| name | renderer-capability-abi |
| description | Define and govern the shared renderer C ABI and backend capability contract so multiple backends stay interchangeable and parity is machine-checked. Use when Codex designs or changes the public renderer header, adds a capability/AOV/entry point, reports what a backend supports versus stubs, or wires renderer ABI conformance into CI. Pairs with contract-first-ffi (general FFI hygiene) and renderer-feature-validation-matrix (per-feature status). |
Renderer Capability ABI
Purpose
Multiple backends behind one renderer are only interchangeable if "what this
backend can do" is a single, runtime-queryable, machine-checked contract — not
folklore spread across copied headers. This skill is the renderer-specific
governance layered on top of contract-first-ffi: one canonical public header, a
capability bitmask, a versioned backend-info query, an explicit unsupported result,
and a conformance check that fails the build on drift. Defer struct-layout
versioning, symbol-export, and null-safety mechanics to contract-first-ffi; this
skill is about the capability contract and keeping it singular.

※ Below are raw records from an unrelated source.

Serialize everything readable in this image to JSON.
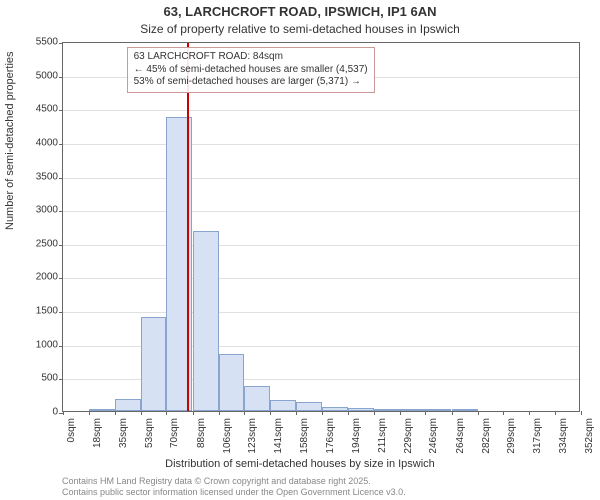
{
  "title_line1": "63, LARCHCROFT ROAD, IPSWICH, IP1 6AN",
  "title_line2": "Size of property relative to semi-detached houses in Ipswich",
  "chart": {
    "type": "histogram",
    "ylabel": "Number of semi-detached properties",
    "xlabel": "Distribution of semi-detached houses by size in Ipswich",
    "ylim": [
      0,
      5500
    ],
    "ytick_step": 500,
    "yticks": [
      0,
      500,
      1000,
      1500,
      2000,
      2500,
      3000,
      3500,
      4000,
      4500,
      5000,
      5500
    ],
    "xticks": [
      0,
      18,
      35,
      53,
      70,
      88,
      106,
      123,
      141,
      158,
      176,
      194,
      211,
      229,
      246,
      264,
      282,
      299,
      317,
      334,
      352
    ],
    "xtick_unit": "sqm",
    "bars": [
      {
        "x0": 18,
        "x1": 35,
        "value": 20
      },
      {
        "x0": 35,
        "x1": 53,
        "value": 180
      },
      {
        "x0": 53,
        "x1": 70,
        "value": 1400
      },
      {
        "x0": 70,
        "x1": 88,
        "value": 4370
      },
      {
        "x0": 88,
        "x1": 106,
        "value": 2670
      },
      {
        "x0": 106,
        "x1": 123,
        "value": 850
      },
      {
        "x0": 123,
        "x1": 141,
        "value": 370
      },
      {
        "x0": 141,
        "x1": 158,
        "value": 160
      },
      {
        "x0": 158,
        "x1": 176,
        "value": 130
      },
      {
        "x0": 176,
        "x1": 194,
        "value": 60
      },
      {
        "x0": 194,
        "x1": 211,
        "value": 40
      },
      {
        "x0": 211,
        "x1": 229,
        "value": 20
      },
      {
        "x0": 229,
        "x1": 246,
        "value": 20
      },
      {
        "x0": 246,
        "x1": 264,
        "value": 15
      },
      {
        "x0": 264,
        "x1": 282,
        "value": 10
      }
    ],
    "marker_x": 84,
    "bar_fill": "#d6e2f3",
    "bar_stroke": "#88a4cf",
    "marker_color": "#cc0000",
    "grid_color": "#e0e0e0",
    "background_color": "#ffffff",
    "axis_color": "#666666",
    "font_tick": 10,
    "font_label": 11,
    "font_title": 13
  },
  "annotation": {
    "line1": "63 LARCHCROFT ROAD: 84sqm",
    "line2": "← 45% of semi-detached houses are smaller (4,537)",
    "line3": "53% of semi-detached houses are larger (5,371) →",
    "border_color": "#c99"
  },
  "footer": {
    "line1": "Contains HM Land Registry data © Crown copyright and database right 2025.",
    "line2": "Contains public sector information licensed under the Open Government Licence v3.0."
  }
}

Teach and enforce the shape, invariants, and source of truth below — never a
frozen copy of the current flag list or struct fields. The canonical header is the
source of truth; a transcribed list in prose is just a second copy that will drift.
Principles
-
One canonical header, included verbatim. There is exactly one public
renderer header. Every backend repo consumes that file (vendored, symlinked, or
submoduled), not a hand-copied edition. Name the source of truth explicitly and
point every backend at it.
-
Capabilities are a runtime contract, not a compile-time assumption. Model
capability as a bitmask — one bit per renderer capability, grouped by concern
(render modes, AOVs, load paths, scene queries, mutation verbs, interop) — plus a
versioned, size-stamped backend-info struct and a single query entry point. A
backend advertises only what it truly does. Callers branch on the queried bits,
never on a backend name or string.
-
Unsupported is a first-class result. Provide a dedicated "unsupported" error
code. A stubbed entry point returns it and leaves its capability bit clear. This
is what lets renderer-feature-validation-matrix mark a row degraded/stubbed/
blocked honestly, and what lets renderer-backend-port drop a feature without
lying. A stub that returns success is a correctness bug.
-
Parity is machine-checked in CI. A conformance checker parses every backend
header against the canonical one — required capability macros, the backend-info
struct layout, the unsupported code, the query signature — and fails on any drift
or missing symbol, including in the canonical header itself. Wire it as a test
that gates merges and treat a red conformance check like a red build, not a
warning. (The nanoUSD parent repo ships exactly this: tools/check_renderer_abi.py,
registered as the renderer_abi_conformance CTest — run it before claiming a
backend conforms.)
-
Evolve the contract in one place, then propagate in the same change. Add or
rename a capability or struct field in the canonical header first, bump the
info-struct version, then update every backend to match. Size/version stamps let
older callers stay safe. A backend must never get ahead of the canonical contract
silently — the live failure mode this skill exists to stop is a capability ABI
that landed in one backend while the canonical header (and the conformance test)
stayed behind.
Anti-Patterns
- A "shared" header that is actually N hand-copied editions — they drift, and one
ends up ahead of canonical while the checker goes red.
- Branching on backend name/string instead of a queried capability bit.
- Stubs that return success; capabilities advertised but not implemented, or
implemented but not advertised.
- Adding a capability bit inside a backend instead of the canonical header.
- Transcribing the full flag list into docs/skills/plans instead of pointing at the
canonical header (a fresh drift source).
- Treating the conformance checker as advisory while it is failing.
Handoff
Report the canonical header location, the capabilities added or changed (bit +
backend-info version), each backend's supported/stubbed set, and the conformance-check
status (and the exact command that produced it).